The official behind the counter tried to cheer me up by noting that most people have to pay upwards of Dh 5,000 a year on speeding fines, and some particularly lead-footed characters have recently been billed upwards of Dh 20,000. Thanks. That's great solace.

4 comments:

i*maginate said...

FYI there's also a pick-up service where they collect your car and bring it back to you, doing all the tests without you having to be there.

The reason I don't opt for this service is that I'd need to keep an eye on my car ;)

Anonymous said...

A far cry from 1978, when the ONLY way to pass required a case or two of beer in the boot.

Distant boat-wrangler

J. Edward Tremlett said...

"I was and I remain astonished that I was busted for 101kph in the 100kph limit."

You know, this is not the sort of thing I'm sure you want to hear right now, but I am amazed that I made it through my 7 years in Dubai without a single ticket.
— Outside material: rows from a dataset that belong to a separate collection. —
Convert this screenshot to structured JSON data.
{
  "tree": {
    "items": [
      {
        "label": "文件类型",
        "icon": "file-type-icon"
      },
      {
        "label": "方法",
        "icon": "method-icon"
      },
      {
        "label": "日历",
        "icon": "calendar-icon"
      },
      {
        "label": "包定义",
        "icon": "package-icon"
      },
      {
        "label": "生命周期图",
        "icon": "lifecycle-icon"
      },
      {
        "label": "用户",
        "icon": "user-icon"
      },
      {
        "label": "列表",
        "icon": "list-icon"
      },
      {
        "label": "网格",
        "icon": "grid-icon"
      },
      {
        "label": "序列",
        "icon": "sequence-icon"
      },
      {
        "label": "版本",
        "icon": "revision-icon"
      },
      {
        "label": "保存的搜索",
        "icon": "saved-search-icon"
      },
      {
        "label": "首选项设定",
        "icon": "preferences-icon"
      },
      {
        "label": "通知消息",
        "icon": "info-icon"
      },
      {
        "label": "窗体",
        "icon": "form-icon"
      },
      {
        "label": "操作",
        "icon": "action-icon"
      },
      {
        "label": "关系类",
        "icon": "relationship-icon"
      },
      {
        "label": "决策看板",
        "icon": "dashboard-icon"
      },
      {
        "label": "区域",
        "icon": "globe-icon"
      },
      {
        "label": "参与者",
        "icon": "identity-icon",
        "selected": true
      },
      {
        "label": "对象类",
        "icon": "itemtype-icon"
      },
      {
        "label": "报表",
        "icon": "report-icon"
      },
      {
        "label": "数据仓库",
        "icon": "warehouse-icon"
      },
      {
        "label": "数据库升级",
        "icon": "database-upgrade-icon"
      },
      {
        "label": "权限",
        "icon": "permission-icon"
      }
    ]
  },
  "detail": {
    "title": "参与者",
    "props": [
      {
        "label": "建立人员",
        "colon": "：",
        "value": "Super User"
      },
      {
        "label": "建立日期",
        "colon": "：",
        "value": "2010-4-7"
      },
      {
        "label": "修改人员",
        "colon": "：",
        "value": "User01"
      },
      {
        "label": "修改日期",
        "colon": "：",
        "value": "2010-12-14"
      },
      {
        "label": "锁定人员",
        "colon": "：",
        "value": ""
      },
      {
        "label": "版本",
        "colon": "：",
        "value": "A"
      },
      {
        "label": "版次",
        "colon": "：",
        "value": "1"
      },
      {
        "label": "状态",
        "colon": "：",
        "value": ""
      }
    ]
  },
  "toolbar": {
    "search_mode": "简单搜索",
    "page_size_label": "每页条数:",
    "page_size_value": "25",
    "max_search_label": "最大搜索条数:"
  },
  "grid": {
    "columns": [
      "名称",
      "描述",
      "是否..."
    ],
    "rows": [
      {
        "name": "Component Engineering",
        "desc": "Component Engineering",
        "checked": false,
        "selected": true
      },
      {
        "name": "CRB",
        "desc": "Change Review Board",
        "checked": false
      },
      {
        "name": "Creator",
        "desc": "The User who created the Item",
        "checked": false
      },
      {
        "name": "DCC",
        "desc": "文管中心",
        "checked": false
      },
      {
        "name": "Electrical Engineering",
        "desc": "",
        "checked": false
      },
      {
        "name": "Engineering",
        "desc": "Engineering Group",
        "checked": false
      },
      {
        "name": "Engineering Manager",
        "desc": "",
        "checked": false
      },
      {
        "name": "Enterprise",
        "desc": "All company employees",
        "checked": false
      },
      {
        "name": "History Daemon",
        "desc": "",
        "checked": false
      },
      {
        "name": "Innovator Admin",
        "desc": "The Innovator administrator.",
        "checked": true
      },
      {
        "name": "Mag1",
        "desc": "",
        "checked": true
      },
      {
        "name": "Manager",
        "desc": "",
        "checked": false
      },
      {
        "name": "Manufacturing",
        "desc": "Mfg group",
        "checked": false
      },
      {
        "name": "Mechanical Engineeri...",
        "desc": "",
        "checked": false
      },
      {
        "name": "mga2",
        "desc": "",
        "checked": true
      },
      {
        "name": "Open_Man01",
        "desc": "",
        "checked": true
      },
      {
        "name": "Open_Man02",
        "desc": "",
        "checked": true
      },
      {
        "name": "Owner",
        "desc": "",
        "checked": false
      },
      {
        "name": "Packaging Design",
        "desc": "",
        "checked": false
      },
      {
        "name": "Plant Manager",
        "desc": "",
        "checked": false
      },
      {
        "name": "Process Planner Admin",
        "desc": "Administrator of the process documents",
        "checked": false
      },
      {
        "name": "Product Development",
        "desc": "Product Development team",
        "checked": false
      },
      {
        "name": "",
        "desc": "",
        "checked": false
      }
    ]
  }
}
And that's because I am almost positive that I got snapped on at least three occasions, but for some reason I never had to pay.

I think I made up for that by being nailed by other drivers while parked ; )

Keef said...

I sold my car the day before I left Dubai. Despite the fact that it had passed its 'MOT' only five weeks previously, a fresh test was required. Only one problem - the car was in Jebel Ali and Tasjeel was due to close in half an hour. A bit of grovelling to the manager solved the problem, at least for me. I really hope the guy who bought it managed to get it through the test and released by the manager on the following Saturday!